When a CAIO asks "how do we know the guardrails hold?" the honest answer is that you test them, iteratively, against adversarial inputs. That's not the answer IDAM people are used to giving. It's the right answer here.
Prompt Engineering: What the Term Actually Means
Prompt engineering is the practice of writing system prompts (and user prompts) that reliably produce the model behavior you intend. It's a real discipline.
The reason it's a discipline rather than just good writing: the model doesn't interpret meaning the way a human reads a policy document. It processes token sequences. "Do not discuss competitor products" and "only discuss our products" are not logically equivalent to the model, even though a human reader would treat them as nearly synonymous. The first instruction leaves open a space where the model might discuss competitors in a neutral or comparative way; the second forecloses it more completely. Small differences in phrasing produce measurably different outputs.
Prompt engineering involves specificity of instruction, ordering of constraints, explicit handling of edge cases, and systematic testing against inputs the system prompt's author didn't anticipate. It's closer to writing precise legal language than to programming, and less deterministic than either. A well-engineered system prompt doesn't guarantee behavior; it makes the desired behavior reliably more likely.
You don't need to be able to do this. You need to be able to recognize when a buyer says "we just need to set up the prompts" that they're describing a non-trivial engineering task, and to ask the right follow-up: Who owns that, how do you test it, and what happens when it breaks?
- Prompt engineering: The discipline of writing model instructions that reliably produce intended behavior. Real, non-trivial, and closer to policy drafting than programming, with less determinism than either.

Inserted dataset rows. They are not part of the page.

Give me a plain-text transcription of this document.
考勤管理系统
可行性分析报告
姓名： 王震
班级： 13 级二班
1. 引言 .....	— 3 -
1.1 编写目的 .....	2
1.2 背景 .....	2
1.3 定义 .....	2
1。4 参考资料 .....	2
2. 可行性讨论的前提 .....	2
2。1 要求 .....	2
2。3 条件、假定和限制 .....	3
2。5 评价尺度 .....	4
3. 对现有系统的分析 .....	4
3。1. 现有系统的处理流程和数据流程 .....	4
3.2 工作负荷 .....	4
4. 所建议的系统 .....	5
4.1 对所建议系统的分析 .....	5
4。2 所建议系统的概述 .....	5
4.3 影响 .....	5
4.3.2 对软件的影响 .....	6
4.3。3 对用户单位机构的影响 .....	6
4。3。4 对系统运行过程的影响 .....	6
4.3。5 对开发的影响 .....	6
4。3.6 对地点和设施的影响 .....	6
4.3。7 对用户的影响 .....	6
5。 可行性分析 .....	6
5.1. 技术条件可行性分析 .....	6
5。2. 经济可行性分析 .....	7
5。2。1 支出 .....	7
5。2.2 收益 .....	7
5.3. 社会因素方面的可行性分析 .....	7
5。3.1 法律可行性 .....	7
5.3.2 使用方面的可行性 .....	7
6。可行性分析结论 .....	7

What This Means in a Buyer Conversation
When a CAIO or CIO talks about "configuring the AI" or "setting guardrails on the model," they're almost always talking about the system prompt, whether they know it or not. The system prompt is the lever the operator has. It's also the lever the operator is responsible for.
The questions worth asking in that conversation:
- Who in your organization owns the system prompt? (If the answer is "the vendor," follow up on what that means for your agency's accountability.)
- How do you version-control it? (A system prompt is a policy document. It should be treated like one.)
- How do you test it against adversarial inputs? (This is the question most agencies haven't gotten to yet.)
- What's your process when the underlying model is updated? (Model updates can change how a system prompt behaves without anyone touching the system prompt itself.)
None of these questions require you to be an AI engineer. They require you to understand that the system prompt is organizational policy, that it's soft-enforced rather than hard-enforced, and that the gap between those two things is where the interesting problems live.
The model doesn't know your agency's intent. It knows your agency's text. Write it carefully.